Obama was less attractive to working-class whites and small businessmen. They had never been comfortable with the limousine liberals. They had voted for Ronald Reagan in 1980, and they were wary of Obama. Everything that made him seem chic to upscale Americans made them suspicious. Even before he was caught telling some supporters in San Francisco that, under economic duress, the folks who live in small towns in Pennsylvania and the Midwest “get bitter, they cling to guns or religion or antipathy to people who aren’t like them or anti-immigrant sentiment or anti-trade sentiment as a way to explain their frustrations,” they sensed that, like most of those in America who thought of themselves as intellectuals, Barack Obama harbored contempt for them, and they rallied to Hillary Clinton’s candidacy because they envisaged her husband as one of their own. Public-sector workers and African-Americans were more friendly to Obama. The former recognized in him a champion of government growth, and the latter came to see him – if not as one of their own – as a reasonable facsimile thereof. Even more to the point, they suspected that he shared their sense of grievance.
It was not hard for Barack Obama to beat John McCain. The latter had once been a lion, but by 2008 he was old, and he was not at the top of his game. Moreover, the Republicans were demoralized. The Bush years and the years in which Dennis Hastert was Speaker of the House did not inspire enthusiasm. But, given the suspicion that Obama inspired in certain parts of the old New Deal Democratic coalition, John McCain would perhaps have been able to eke out a victory had it not been for the economic crisis that arrived on the eve of the election. Even then, however, McCain ran ahead of his party in most states. Many working-class whites and many small businessmen suspected that, if Obama were elected, they would get the short end of the stick – as, indeed, they have.
In 2008, it was easy enough to see that Obama was not friendly to the sectors in the economy where working stiffs found jobs. All that you had to do is look with some care. Care is now no longer necessary. Time and again, the administration has made decisions adverse to the interest of ordinary working men. The decision to delay the construction of the Keystone Pipeline is only the most recent in a long string of decisions harmful to economic growth. When it comes to environmental alarmism, Barack Obama is a true believer.
So, we should not be surprised to learn that the leaders of the Democratic Party have decided to follow John Lindsay in writing off the white working class. Here is the way Jay Cost describes Obama’s re-election strategy:
Across a series of news articles (e.g., this story by Jackie Calmes and Mark Landler and this one by Jim Rutenberg), blog posts (e.g., this piece by Thomas Edsall and this one by Josh Kraushaar), and analyses (e.g., this paper by Ruy Teixeira and Joel Rogers), it has become clear how Team Obama sees a path to reelection.
Essentially, it all comes down to three big goals:
1. Do as well with the non-white vote as Obama did in 2008, with the expectation that it continues to increase as a share of the total electorate.
2. Hold steady with upscale white voters, who tend to be more focused on quality of life issues like environmentalism.
3. Mitigate losses among the white working class, but expect to lose this group once again.

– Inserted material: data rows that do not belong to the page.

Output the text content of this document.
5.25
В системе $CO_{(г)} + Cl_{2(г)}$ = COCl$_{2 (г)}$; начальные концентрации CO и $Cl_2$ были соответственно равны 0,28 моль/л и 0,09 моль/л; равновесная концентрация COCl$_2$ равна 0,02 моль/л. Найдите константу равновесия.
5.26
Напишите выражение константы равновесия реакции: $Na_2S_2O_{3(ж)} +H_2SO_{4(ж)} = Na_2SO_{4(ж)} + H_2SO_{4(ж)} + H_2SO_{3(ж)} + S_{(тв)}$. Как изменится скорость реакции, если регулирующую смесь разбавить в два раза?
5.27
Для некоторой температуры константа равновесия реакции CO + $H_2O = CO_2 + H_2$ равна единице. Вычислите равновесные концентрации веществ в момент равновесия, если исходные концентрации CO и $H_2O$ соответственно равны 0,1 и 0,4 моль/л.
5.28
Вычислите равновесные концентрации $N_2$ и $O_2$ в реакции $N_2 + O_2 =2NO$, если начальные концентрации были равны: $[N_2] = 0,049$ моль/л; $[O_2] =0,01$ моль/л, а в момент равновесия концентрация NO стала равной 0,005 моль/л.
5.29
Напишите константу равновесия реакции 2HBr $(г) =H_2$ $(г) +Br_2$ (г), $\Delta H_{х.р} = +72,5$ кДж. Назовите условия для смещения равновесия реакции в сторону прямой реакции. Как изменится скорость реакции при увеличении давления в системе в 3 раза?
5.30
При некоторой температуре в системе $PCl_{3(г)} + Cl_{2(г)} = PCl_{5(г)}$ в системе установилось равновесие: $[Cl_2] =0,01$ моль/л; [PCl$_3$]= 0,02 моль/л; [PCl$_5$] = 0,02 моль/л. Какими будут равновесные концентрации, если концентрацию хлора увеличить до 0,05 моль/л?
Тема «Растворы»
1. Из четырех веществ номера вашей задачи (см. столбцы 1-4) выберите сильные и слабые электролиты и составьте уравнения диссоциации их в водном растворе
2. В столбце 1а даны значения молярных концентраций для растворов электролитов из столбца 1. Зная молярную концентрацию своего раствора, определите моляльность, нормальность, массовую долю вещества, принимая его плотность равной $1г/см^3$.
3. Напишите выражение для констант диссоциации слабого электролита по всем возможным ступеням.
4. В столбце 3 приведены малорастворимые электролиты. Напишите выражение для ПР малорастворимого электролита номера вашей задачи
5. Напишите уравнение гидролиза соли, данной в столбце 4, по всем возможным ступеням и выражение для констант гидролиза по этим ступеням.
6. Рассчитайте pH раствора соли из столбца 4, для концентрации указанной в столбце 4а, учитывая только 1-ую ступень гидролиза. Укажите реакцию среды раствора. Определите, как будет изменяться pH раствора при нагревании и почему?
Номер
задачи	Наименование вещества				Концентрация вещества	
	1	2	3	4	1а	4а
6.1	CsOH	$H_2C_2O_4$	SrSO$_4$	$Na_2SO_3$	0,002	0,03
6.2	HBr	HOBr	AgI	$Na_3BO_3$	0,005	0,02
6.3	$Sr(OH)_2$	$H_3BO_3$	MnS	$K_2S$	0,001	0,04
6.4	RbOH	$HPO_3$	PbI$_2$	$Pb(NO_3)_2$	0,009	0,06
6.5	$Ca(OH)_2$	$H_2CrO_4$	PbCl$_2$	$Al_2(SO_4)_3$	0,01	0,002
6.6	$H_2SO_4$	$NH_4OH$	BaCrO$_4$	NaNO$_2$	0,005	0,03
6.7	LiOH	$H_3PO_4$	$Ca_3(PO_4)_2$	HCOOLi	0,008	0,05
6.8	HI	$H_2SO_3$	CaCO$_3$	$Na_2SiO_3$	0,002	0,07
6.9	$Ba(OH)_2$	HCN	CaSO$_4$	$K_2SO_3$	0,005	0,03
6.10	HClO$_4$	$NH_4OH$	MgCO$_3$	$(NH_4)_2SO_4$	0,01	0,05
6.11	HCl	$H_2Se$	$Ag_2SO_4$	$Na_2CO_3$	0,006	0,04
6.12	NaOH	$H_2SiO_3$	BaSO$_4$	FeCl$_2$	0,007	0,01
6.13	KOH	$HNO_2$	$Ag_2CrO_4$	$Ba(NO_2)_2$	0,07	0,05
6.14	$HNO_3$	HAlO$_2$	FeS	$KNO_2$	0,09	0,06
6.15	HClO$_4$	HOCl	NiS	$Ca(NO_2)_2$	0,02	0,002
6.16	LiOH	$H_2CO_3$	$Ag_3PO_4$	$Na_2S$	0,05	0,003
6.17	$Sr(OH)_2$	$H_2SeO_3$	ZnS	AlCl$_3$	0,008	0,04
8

So this would be a path to 270 electoral votes that might include Colorado, Nevada, and Virginia (which historically have been Republican) but not Ohio (a quadrennial swing state) or even Pennsylvania (which historically has been Democratic).
In effect, what Obama and his advisors plan to do is to abandon once and for all the old New Deal coalition and forge a new governing coalition resembling the one that John Lindsay put together in the city of New York – i.e., a coalition of upscale voters and minorities with some support from young people of the sort who were carried away by Lindsay’s glamor.
Cost thinks this strategy unlikely to be effective, and he lays out his argument in detail. As he reminds us, what might work in California and Virginia will not work elsewhere. For example, “Roughly half of Obama’s voters in the key Midwestern swing states were in the white working class.” If Obama’s support drops to any degree in this demographic – and his party’s support dropped dramatically in this demographic in the midterm elections in 2010 – he will be in trouble in Ohio, Missouri, Minnesota, Michigan, Wisconsin, Indiana, and Iowa. Right now, as Cost points out, if the polling data can be trusted, two-thirds of those within this segment of the population disapprove of Obama’s conduct in office. That was the percentage of working-class voters who went with the Republicans in these states in 2010.
To this, Cost adds that Obama is not likely to do as well with Hispanics in 2012 as he did in 2008 and that affluent Americans have been hit hard by the economic downturn and find The One less mesmerizing than they did at that time. Obama lost the latter group to McCain by a negligible margin of four percentage points. Sixty-five percent of college graduates without graduate degrees now disapprove of his handling of public affairs, and a majority of those with advanced degrees share their opinion.
It is, of course, possible that the Republican Party will hand Obama another victory. None of the figures seeking the Republican presidential nomination inspires confidence. All are either inept in some obvious way or have baggage that voters might find off-putting, and the one most likely to be effective in debating the President has the most baggage. It is easy to see how Rick Perry, Mitt Romney, and Newt Gingrich can be demonized.
But I nonetheless think that the Republicans are likely to win. The John Lindsay coalition is an exceedingly fragile one. One might even say that it is apt to self-destruct. The material interests of upscale voters and those of Americans dependent on government largesse do not coincide, and in a time of straitened circumstances and widespread unemployment the tensions between those who pay the bulk of the taxes collected and those on the take are apt to be extreme. How many upscale voters want to see their taxes dramatically increased in the near future? It may not be bread alone that determines voting patterns in the US, but during economic downturns such concerns loom especially large. I could easily imagine a new coalition taking shape – one that unites upscale voters, working stiffs, and small businessmen against public-sector workers and those who live off government patronage. Such a coalition, forged in a time of suffering, might last a very long time, and, if it did, the number of public-sector workers and of those living off government patronage would steadily decline.
To this analysis, we can add one more item. Barack Obama has done for the United States what John Lindsay did for the city of New York. He has brought us to the edge of bankruptcy, and he has made us look into the abyss – and he has compounded the problem by saddling us with Obamacare, which grows less popular with time. Moreover, one cannot say with regard to the administration that brought us the Fast and Furious and Solyndra scandals that it has not been “incompetent or foolish or corrupt.” One can say, however, that it has been “actively destructive.”
I have said it before, and I will say it again. Barack Obama is a gift to the friends of liberty. He is the sort of man who gives a bad cause a bad name.